Bringing the Indoors Out, and Outdoors In

We humans are never satisfied. We constantly strive to bring the outdoors inside, and the indoors out.

Houseplants are a prime example of our longing to bring nature into our tidy, climate-controlled homes. We expect these plants to perform as expected, to be clean and not shed, cause allergies or draw insects. They must appear green and lively, a verdant representation of nature at her most tame and appealing.

And it’s true; houseplants reduce stress in our interior environments. They clean our air, and function as “pets” for those who can’t have real animals to care for. Houseplants are a fascinating hobby, one that it’s all too easy to get carried away with.

Yet, we also try to bring our inside comforts outside. I suppose this is normal too, an attempt to tame the great outdoors. We bring our comfy, yet weather-proofed furniture, our statuary, our garden ornaments. We create outdoor “rooms” with landscaping and structures

We bring our houseplants outside, and we bring our outside plants in.
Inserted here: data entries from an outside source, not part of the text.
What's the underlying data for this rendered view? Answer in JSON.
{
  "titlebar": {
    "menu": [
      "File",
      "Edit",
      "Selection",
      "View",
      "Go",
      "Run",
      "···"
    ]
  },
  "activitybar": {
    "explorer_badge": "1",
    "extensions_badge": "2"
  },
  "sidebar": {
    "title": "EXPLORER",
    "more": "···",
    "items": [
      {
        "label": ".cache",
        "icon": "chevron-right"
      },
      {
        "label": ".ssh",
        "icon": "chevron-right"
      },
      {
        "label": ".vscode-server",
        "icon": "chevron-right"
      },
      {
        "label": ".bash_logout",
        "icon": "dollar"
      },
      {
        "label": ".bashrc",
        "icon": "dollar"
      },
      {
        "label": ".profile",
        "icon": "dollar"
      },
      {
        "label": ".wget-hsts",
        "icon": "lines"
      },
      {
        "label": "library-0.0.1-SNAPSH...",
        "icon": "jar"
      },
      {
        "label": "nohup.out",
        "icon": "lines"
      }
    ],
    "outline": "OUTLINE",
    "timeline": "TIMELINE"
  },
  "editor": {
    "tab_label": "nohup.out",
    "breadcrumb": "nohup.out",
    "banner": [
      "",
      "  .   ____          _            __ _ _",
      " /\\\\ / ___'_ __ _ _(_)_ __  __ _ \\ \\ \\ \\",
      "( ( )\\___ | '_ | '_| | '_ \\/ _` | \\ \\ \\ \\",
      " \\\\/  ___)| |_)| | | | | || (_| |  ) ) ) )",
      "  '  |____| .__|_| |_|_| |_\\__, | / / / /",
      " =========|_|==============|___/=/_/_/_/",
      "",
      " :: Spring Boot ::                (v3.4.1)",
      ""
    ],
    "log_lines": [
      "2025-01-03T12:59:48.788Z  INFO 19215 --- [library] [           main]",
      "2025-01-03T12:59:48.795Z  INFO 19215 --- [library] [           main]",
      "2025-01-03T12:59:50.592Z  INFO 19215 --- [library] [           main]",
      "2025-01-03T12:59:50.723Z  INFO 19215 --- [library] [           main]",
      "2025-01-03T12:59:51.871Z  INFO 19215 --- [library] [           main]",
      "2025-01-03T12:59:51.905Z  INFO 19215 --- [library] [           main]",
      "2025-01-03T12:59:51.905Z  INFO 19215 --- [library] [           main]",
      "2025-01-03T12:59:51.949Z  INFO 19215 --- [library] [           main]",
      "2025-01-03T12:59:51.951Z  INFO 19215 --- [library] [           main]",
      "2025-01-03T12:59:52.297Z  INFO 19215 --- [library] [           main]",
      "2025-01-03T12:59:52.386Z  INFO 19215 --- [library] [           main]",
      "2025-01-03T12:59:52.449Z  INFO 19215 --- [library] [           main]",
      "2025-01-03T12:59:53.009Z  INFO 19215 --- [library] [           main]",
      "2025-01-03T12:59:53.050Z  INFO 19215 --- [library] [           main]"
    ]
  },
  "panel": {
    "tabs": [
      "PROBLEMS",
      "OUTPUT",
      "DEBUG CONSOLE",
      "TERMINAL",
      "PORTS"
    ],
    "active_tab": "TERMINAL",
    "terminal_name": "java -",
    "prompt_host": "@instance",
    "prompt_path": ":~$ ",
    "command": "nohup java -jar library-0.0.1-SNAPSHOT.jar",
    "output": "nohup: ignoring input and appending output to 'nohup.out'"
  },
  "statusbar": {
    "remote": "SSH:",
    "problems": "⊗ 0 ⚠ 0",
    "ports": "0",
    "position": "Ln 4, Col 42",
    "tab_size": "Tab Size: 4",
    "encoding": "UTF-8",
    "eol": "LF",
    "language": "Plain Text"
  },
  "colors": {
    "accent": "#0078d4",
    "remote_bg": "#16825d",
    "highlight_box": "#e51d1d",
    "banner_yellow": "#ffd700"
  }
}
Granted, the line is a blurry one. Is the spider plant – that easy-to-grow staple – an indoor or outdoor plant? It does well in both locations, as long as its outdoor spot is fairly shady. What about the streptocarpus? It blooms beautifully in the outdoor bed of annuals, but can it be brought inside to bloom alongside the African violets?

I don’t know. Maybe. It depends on you, what conditions you have, and how much effort you’re willing to put forth.

It’s the nature of the never-satisfied human to be constantly wandering between the two worlds – freedom and security. Plants don’t care, though.

They bloom where they’re planted.

Perhaps we should do the same! It’s excellent advice.